Three years ago, and thanks to scouting by Committee member Marta Prieto, LRG had organised its 2019 Christmas Party – with a resplendent buffet – at The Glassblower pub.

Our usual venue, The Devereux – also a pub – had closed down, having been sold to developers for conversion – yes, you guessed it – into luxury flats (of which more on page 6). But, in any case, we had decided that the upstairs room was not big enough for the large crowd that usually attends the LRG Christmas Party.

Due to COVID, we could not hold a Christmas Party there in 2020, so it was with great delight that the Committee was able to announce to LRG members that there would be an in-person Christmas Party, back at The Glassblower, on 8 December 2021.

Still mindful of COVID-related precautions, the Committee decided we would not have the usual buffet spread, as that would involve people crowding around the buffet table and serving themselves from bowls and plates from which others would also be serving themselves.

We therefore decided on providing the traditional mince pies, which come in individual foil cases, and slices of stollen and of panettone, together with small, individual bags of nuts, crisps, and savoury crackers. We also bought clementines that came in their own individual wrapping!

Safe arrangements

We arranged several small tables around the very large room, with four to five chairs at each one. Committee members arrived ahead of the designated start time, opened windows, identified an area where guests could leave coats and bags, and started to put the food items on each table. This would minimise the amount of contact people would need to have with one another.

The pub staff were also extremely kind and helpful, providing lots of plates and napkins and putting individual candles on each of the tables.

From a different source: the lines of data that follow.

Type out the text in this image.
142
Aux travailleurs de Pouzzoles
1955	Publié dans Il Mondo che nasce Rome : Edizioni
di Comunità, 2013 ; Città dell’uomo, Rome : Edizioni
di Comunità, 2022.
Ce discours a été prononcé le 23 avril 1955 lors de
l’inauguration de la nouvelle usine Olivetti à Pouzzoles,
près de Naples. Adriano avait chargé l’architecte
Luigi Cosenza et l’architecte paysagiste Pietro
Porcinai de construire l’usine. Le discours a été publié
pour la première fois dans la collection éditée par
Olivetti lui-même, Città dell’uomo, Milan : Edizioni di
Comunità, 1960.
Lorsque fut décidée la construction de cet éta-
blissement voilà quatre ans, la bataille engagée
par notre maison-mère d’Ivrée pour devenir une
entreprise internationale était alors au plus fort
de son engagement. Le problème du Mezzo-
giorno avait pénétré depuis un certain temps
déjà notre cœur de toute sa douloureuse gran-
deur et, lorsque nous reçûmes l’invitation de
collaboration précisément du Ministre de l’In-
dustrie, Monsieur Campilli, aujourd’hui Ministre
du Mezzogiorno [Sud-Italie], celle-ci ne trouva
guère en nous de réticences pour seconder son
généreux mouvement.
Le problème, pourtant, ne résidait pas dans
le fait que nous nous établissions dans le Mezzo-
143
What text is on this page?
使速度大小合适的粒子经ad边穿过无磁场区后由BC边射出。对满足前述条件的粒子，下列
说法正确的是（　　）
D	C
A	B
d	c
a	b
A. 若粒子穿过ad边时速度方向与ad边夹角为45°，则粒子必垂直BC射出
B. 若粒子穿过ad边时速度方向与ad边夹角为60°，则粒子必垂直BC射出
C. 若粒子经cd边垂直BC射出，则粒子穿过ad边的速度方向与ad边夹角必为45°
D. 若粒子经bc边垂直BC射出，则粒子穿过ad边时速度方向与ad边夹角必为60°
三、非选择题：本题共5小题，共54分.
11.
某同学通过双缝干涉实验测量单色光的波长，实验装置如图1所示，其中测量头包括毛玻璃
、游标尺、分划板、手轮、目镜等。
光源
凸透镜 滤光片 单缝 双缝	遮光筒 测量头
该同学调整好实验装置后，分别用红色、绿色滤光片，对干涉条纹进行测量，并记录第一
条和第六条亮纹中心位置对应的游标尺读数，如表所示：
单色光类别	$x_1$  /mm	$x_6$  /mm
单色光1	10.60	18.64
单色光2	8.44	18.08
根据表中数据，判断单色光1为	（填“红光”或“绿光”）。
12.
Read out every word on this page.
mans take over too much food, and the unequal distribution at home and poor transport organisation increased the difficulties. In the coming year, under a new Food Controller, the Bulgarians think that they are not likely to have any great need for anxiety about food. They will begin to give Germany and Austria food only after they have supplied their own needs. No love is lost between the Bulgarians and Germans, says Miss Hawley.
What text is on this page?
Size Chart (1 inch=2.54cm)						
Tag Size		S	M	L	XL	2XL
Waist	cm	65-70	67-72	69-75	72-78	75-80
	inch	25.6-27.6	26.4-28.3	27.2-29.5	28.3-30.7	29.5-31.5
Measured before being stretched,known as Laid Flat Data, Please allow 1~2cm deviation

The room itself looked very festive, with garlands, lights, and Christmas wreaths.

Free bar

Since we had had to cancel the Christmas Party in 2020, the Committee had decided to use some of LRG’s funds to offer the party free-of-charge to all LRG members (there was a small charge for non-members). On arrival, everyone was given three cloakroom tickets, which they could exchange for drinks at the bar – prosecco, mulled wine, wine, beer, and soft drinks.

There was such a buzz as people started to arrive and greet friends and colleagues who they had not seen, in person, for more than a year. Everyone commented on how wonderful it was to be able to do this and there was still a crowd at the bar as late as 11pm! We held a brief AGM in the course of the evening and announced that there would be an online AGM in January 2022.

The room looked very festive, with garlands, lights, and Christmas wreaths

Most Committee members were standing again for election, apart from Daniela Ford, who was stepping down as Webmaster. In her place, we welcomed back Cecilia Lipovsek onto the Committee (see Committee News on page 2).

It had been a lot of hard work and schlepping (Yiddish for ‘hauling’) both before the party and on the way to the pub. But it was definitely worth it, just to see everyone so happy, smiling and generally cheerful after almost 18 months of Zoom meetings.

Face-to-face

The life of the average freelance translator is generally a solitary one, so the average of six events per year, at a pub or university venue, were and are a welcome opportunity to get out of the office or house and meet and exchange news and views – both work related and personal – with fellow professionals.

This had been so much missed since March 2020. We hope to be holding several more in-person meetings in the course of 2022.

Thanks are due to all the members of the LRG Committee who worked so hard to plan and deliver LRG’s 2021 Christmas Party.